13- La méthode de Galilée fonc­tionne éga­le­ment dans d’autres domaines. Par exemple, on peut s’en ser­vir pour éli­mi­ner les argu­ments actuels contre le maté­ria­lisme et pour mettre fin au pro­blème phi­lo­so­phique du dua­lisme corps/esprit (sans cepen­dant tou­cher aux pro­blèmes scien­ti­fiques cor­res­pon­dants).
14- les résul­tats obte­nus jusqu’à pré­sent conduisent à pen­ser qu’on pour­rait abo­lir la dis­tinc­tion entre contexte de décou­verte et contexte de jus­ti­fi­ca­tion, et la dis­tinc­tion connexe entre termes d’observation et termes théo­riques.
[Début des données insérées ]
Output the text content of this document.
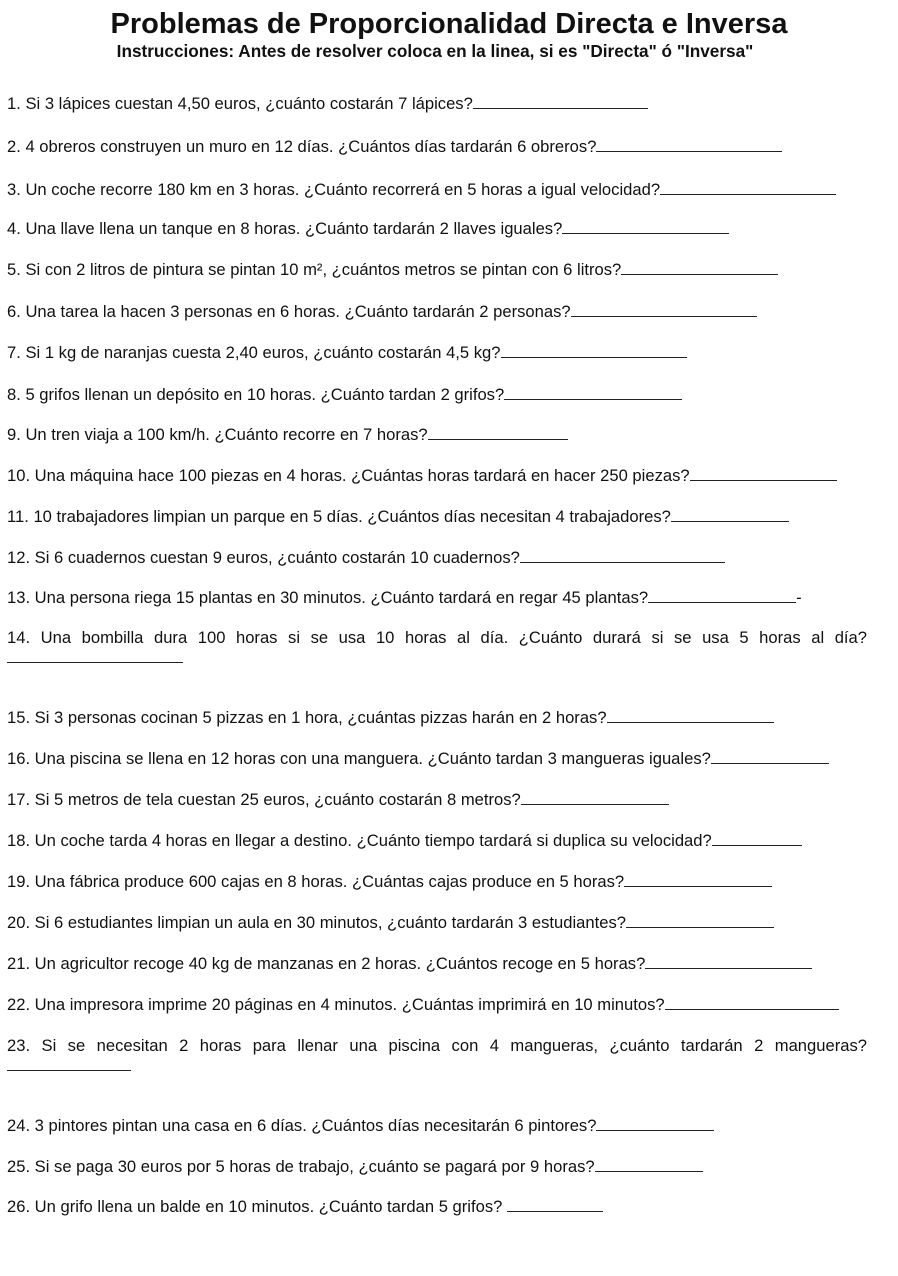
Problemas de Proporcionalidad Directa e Inversa

Instrucciones: Antes de resolver coloca en la linea, si es "Directa" ó "Inversa"

1. Si 3 lápices cuestan 4,50 euros, ¿cuánto costarán 7 lápices?
2. 4 obreros construyen un muro en 12 días. ¿Cuántos días tardarán 6 obreros?
3. Un coche recorre 180 km en 3 horas. ¿Cuánto recorrerá en 5 horas a igual velocidad?
4. Una llave llena un tanque en 8 horas. ¿Cuánto tardarán 2 llaves iguales?
5. Si con 2 litros de pintura se pintan 10 m², ¿cuántos metros se pintan con 6 litros?
6. Una tarea la hacen 3 personas en 6 horas. ¿Cuánto tardarán 2 personas?
7. Si 1 kg de naranjas cuesta 2,40 euros, ¿cuánto costarán 4,5 kg?
8. 5 grifos llenan un depósito en 10 horas. ¿Cuánto tardan 2 grifos?
9. Un tren viaja a 100 km/h. ¿Cuánto recorre en 7 horas?
10. Una máquina hace 100 piezas en 4 horas. ¿Cuántas horas tardará en hacer 250 piezas?
11. 10 trabajadores limpian un parque en 5 días. ¿Cuántos días necesitan 4 trabajadores?
12. Si 6 cuadernos cuestan 9 euros, ¿cuánto costarán 10 cuadernos?
13. Una persona riega 15 plantas en 30 minutos. ¿Cuánto tardará en regar 45 plantas?	-
14. Una bombilla dura 100 horas si se usa 10 horas al día. ¿Cuánto durará si se usa 5 horas al día?
15. Si 3 personas cocinan 5 pizzas en 1 hora, ¿cuántas pizzas harán en 2 horas?
16. Una piscina se llena en 12 horas con una manguera. ¿Cuánto tardan 3 mangueras iguales?
17. Si 5 metros de tela cuestan 25 euros, ¿cuánto costarán 8 metros?
18. Un coche tarda 4 horas en llegar a destino. ¿Cuánto tiempo tardará si duplica su velocidad?
19. Una fábrica produce 600 cajas en 8 horas. ¿Cuántas cajas produce en 5 horas?
20. Si 6 estudiantes limpian un aula en 30 minutos, ¿cuánto tardarán 3 estudiantes?
21. Un agricultor recoge 40 kg de manzanas en 2 horas. ¿Cuántos recoge en 5 horas?
22. Una impresora imprime 20 páginas en 4 minutos. ¿Cuántas imprimirá en 10 minutos?
23. Si se necesitan 2 horas para llenar una piscina con 4 mangueras, ¿cuánto tardarán 2 mangueras?
24. 3 pintores pintan una casa en 6 días. ¿Cuántos días necesitarán 6 pintores?
25. Si se paga 30 euros por 5 horas de trabajo, ¿cuánto se pagará por 9 horas?
26. Un grifo llena un balde en 10 minutos. ¿Cuánto tardan 5 grifos?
Ni l’une ni l’autre de ces dis­tinc­tions ne joue de rôle dans la pra­tique scien­ti­fique. Toute ten­ta­tive pour les ren­for­cer aurait des consé­quences désas­treuses.
15- En défi­ni­tive, la dis­cus­sion des cha­pitres 6 à 13 montre que la ver­sion pop­pé­rienne du plu­ra­lisme de Mill n’est pas en accord avec la pra­tique scien­ti­fique et détrui­rait la science telle que nous la connais­sons. Une fois la science don­née, le ration­nel ne peut être uni­ver­sel, et l’irrationnel ne peut être exclu. Ce trait de la science plaide pour une épis­té­mo­lo­gie anar­chiste. En recon­nais­sant que la science n’est pas sacro-sainte et que le débat entre la science et le mythe a ces­sé sans qu’il y ait eu de vain­queur, on donne plus de force encore à la cause de l’anarchisme.
16- Même ingé­nieuse la ten­ta­tive de Lakatos pour construire une métho­do­lo­gie qui a) ne donne pas de direc­tive, et b) impose cepen­dant des res­tric­tions aux acti­vi­tés visant l’extension du savoir n’échappe pas à la conclu­sion pré­cé­dente. Car la phi­lo­so­phie de Lakatos ne semble libé­rale que parce que c’est un anar­chisme dégui­sé. Et les cri­tères qu’il dégage de la science moderne ne peuvent pas être consi­dé­rés comme des arbitres neutres entre celles-ci et la science d’Aristote, le mythe, la magie, la reli­gion, etc.
17- De plus, ces cri­tères, qui impliquent une com­pa­rai­son des domaines de réfé­rence, ne sont pas tou­jours appli­cables. Les domaines de réfé­rences de cer­taines théo­ries sont incom­pa­rables en ce sens qu’aucune des rela­tions logiques habi­tuelles (l’inclusion, l’exclusion, l’intersection) ne peut être éta­blie entre eux. Cela se pro­duit lorsqu’on veut com­pa­rer les mythes et la science. C’est le cas aus­si lorsqu’il s’agit de com­pa­rer les branches les plus avan­cées, les plus géné­rales, et par consé­quent les plus mytho­lo­giques, de la science elle–même.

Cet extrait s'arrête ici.